Przejdź do głównych treściPrzejdź do wyszukiwarkiPrzejdź do głównego menu
Reklama
Reklama baner reklamowy

Koniec z patodeweloperką? - agentka biura nieruchomości wyjaśnia

Powstały pierwsze przepisy, które mają przeciwdziałać tzw. patodeweloperce. Bloki w większej odległości od siebie, mniej "betonozy" i większe place zabaw.

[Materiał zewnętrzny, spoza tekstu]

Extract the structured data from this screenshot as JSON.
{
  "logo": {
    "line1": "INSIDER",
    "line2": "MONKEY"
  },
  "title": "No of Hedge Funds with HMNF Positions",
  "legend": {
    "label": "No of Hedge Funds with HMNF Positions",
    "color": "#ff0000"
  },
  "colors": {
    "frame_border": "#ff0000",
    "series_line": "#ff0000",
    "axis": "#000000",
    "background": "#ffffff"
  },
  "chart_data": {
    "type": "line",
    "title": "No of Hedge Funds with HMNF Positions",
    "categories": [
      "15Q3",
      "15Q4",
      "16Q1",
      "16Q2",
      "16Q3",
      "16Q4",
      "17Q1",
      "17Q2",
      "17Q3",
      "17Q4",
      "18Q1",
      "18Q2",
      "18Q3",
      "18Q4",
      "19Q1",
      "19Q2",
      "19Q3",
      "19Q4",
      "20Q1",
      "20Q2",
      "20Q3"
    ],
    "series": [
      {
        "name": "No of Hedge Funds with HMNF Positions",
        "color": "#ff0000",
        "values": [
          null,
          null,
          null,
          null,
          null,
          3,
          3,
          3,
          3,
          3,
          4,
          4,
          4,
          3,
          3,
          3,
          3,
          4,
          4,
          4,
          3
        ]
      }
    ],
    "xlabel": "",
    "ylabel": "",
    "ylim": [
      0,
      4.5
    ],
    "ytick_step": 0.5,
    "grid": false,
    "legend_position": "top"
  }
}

Co jeszcze się zmieni?
Koniec z patodeweloperką? - agentka biura nieruchomości wyjaśnia

Patodeweloperką nazywa się potocznie komercyjną budowę nieruchomości, które mają przynieść szybki zysk, są nieprzyjazne lokatorom i często powstają wbrew przepisom prawa budowlanego – tak definiuje to pojęcie obserwatoriumjezykowe.uw.edu.pl. To zjawisko jest widoczne w Polsce od lat, ale osiąga właśnie punkt krytyczny.

Widać to na każdym kroku

Patodeweloperka to między innymi stawianie bloków w małej odległości od siebie. Tak, że człowiek – otwierając okno – niemal może podać rękę sąsiadowi. To także planowanie budynków tak, żeby maksymalnie wykorzystać powierzchnię działki. To place zabaw na osiedlach, którymi kuszeni są kupujący mieszkania, a które w rzeczywistości okazują się jedną huśtawką na małym skrawku ziemi. To także „osiedle otoczone zielenią”, która jest trzema kwiatkami w doniczce i i usychającym drzewkiem. Można do tego dodać jeszcze skrajnie małe mieszkania z mikroskopijna kuchnią i równie małą łazienką.

Nowe przepisy 

Dlatego jeszcze w maju Waldemar Buda, minister rozwoju, ogłosił, że w Polsce zostaną wprowadzone nowe przepisy, które mają zwalczać „pułapki patodeweloperki”. I tak np. minimalna powierzchnia lokalu użytkowego będzie liczyć 25 mkw. Takie przepisy w Polsce istnieją, ale deweloperzy czasami doliczają do lokalu np. balkony czy nawet fragment przed wejściem. Limit powierzchniowy ma dotyczyć lokali na parterze lub pierwszym piętrze, które są dostępne bezpośrednio z zewnątrz. Zaznaczmy tylko, że polskie prawo obecnie określa, jaką powierzchnię może mieć mieszkanie. To przynajmniej 25 mkw. powierzchni użytkowej.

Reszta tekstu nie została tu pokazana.